Questa vita non guarda in faccia, e in faccia al massimo sputa».Tanti di voi l’hanno letta e moltissimi sono stati commenti.Mi feci l’idea che mi sarei ritrovato in poco tempo in sedia a rotelle, ma per fortuna non era vero.Errore grave, perché su Internet c’è di tutto, e non bisogna credere a fonti non certe e non controllate.Il 16 aprile 2011 mi dissero che avevo una malattia demielinizzante.Su SM Italia 2/2012 trovate la riposta a questa lettera del dottor Andrea Giordano, psicologo che collabora con l’Unità di Neuroepidemiologia della Fondazione IRCCS Istituto Neurologico Carlo Besta, Milano. «Questa vita», ha detto mia madre, «figlio mio va vissuta.Avrei sputato in faccia al medico secondo cui il dolore insopportabile nella zona genitale e perineale era dovuto a rapporti, a suo parere, contronatura.Pensiamo che tutti dovrebbero leggerla: chi ha avuto la diagnosi di sclerosi multipla (da poco o tanto tempo, non importa) per tenere sempre a mente che la vita deve essere vissuta oltre la SM; i medici, per ricordarsi che il loro giudizio può condizionare la vita di una persona; i genitori, affinché si ricordino quanto è importante il loro incoraggiamento.Sì, insomma, sarei stato male perché ero omosessuale. Mi fecero anche la risonanza magnetica, ma non videro nulla.Fu la madre infermiera di una cara amica che, ascoltandomi come non avevano fatto gli altri medici, mi mandò finalmente dai neurologi.Una certezza per modo di dire: mi dissero che avevo una demielinizzazione a livello del midollo spinale. Ora terminiamo questa cura di cortisone e poi ricostruiamo la mielina».

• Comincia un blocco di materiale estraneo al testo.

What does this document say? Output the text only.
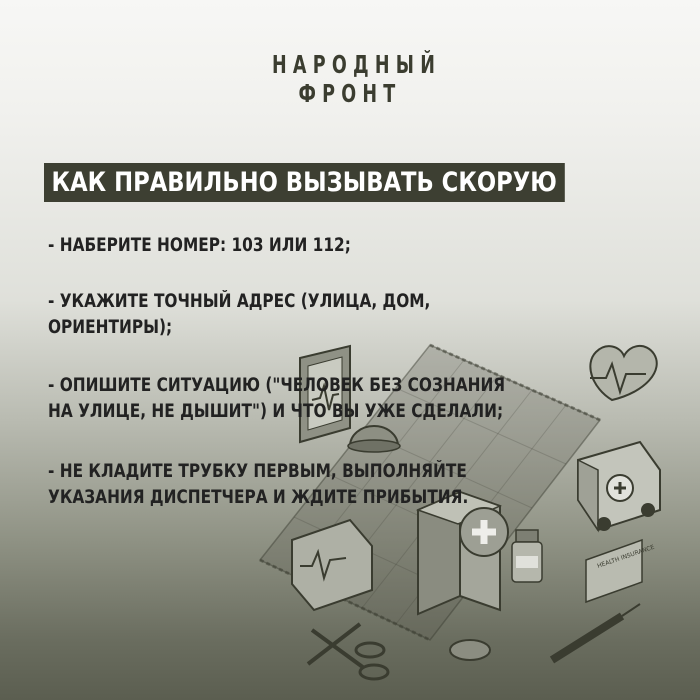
HEALTH INSURANCE
НАРОДНЫЙ
ФРОНТ
КАК ПРАВИЛЬНО ВЫЗЫВАТЬ СКОРУЮ
- НАБЕРИТЕ НОМЕР: 103 ИЛИ 112;
- УКАЖИТЕ ТОЧНЫЙ АДРЕС (УЛИЦА, ДОМ,
ОРИЕНТИРЫ);
- ОПИШИТЕ СИТУАЦИЮ ("ЧЕЛОВЕК БЕЗ СОЗНАНИЯ
НА УЛИЦЕ, НЕ ДЫШИТ") И ЧТО ВЫ УЖЕ СДЕЛАЛИ;
- НЕ КЛАДИТЕ ТРУБКУ ПЕРВЫМ, ВЫПОЛНЯЙТЕ
УКАЗАНИЯ ДИСПЕТЧЕРА И ЖДИТЕ ПРИБЫТИЯ.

Perché il dolore nella zona incriminata se n’era andato, ma io faticavo a stare in piedi. Questo mi disse: «Non hai niente, alzati e cammina», come fossi un novello Lazzaro. Due ore da incubo: da incosciente, guidai e accelerai con i gomiti.Ricordate la lettera che abbiamo pubblicato una paio di mesi fa dal titolo Cosa chiedono le donne con sclerosi multipla agli uomini che amano?Mi disse che avevo un problema di tipo psichiatrico. Avessi saputo, come oggi so, di avere la SM, avrei chiamato il 118 subito.Non so voi, ma io a qualcuno avrei pure sputato in faccia, diversamente da quello che canta Tiziano Ferro.Avrei sputato in faccia anche all’ortopedico da cui andai sei mesi dopo. Un’ernia colossale che partiva dal basso ventre e risaliva fino al collo. Poi il mio corpo era tornato normale da solo, per fortuna. Stavo guidando in autostrada e, d’improvviso, persi sensibilità e forza alle gambe, alle mani, alle braccia, con un dolore di nuovo forte.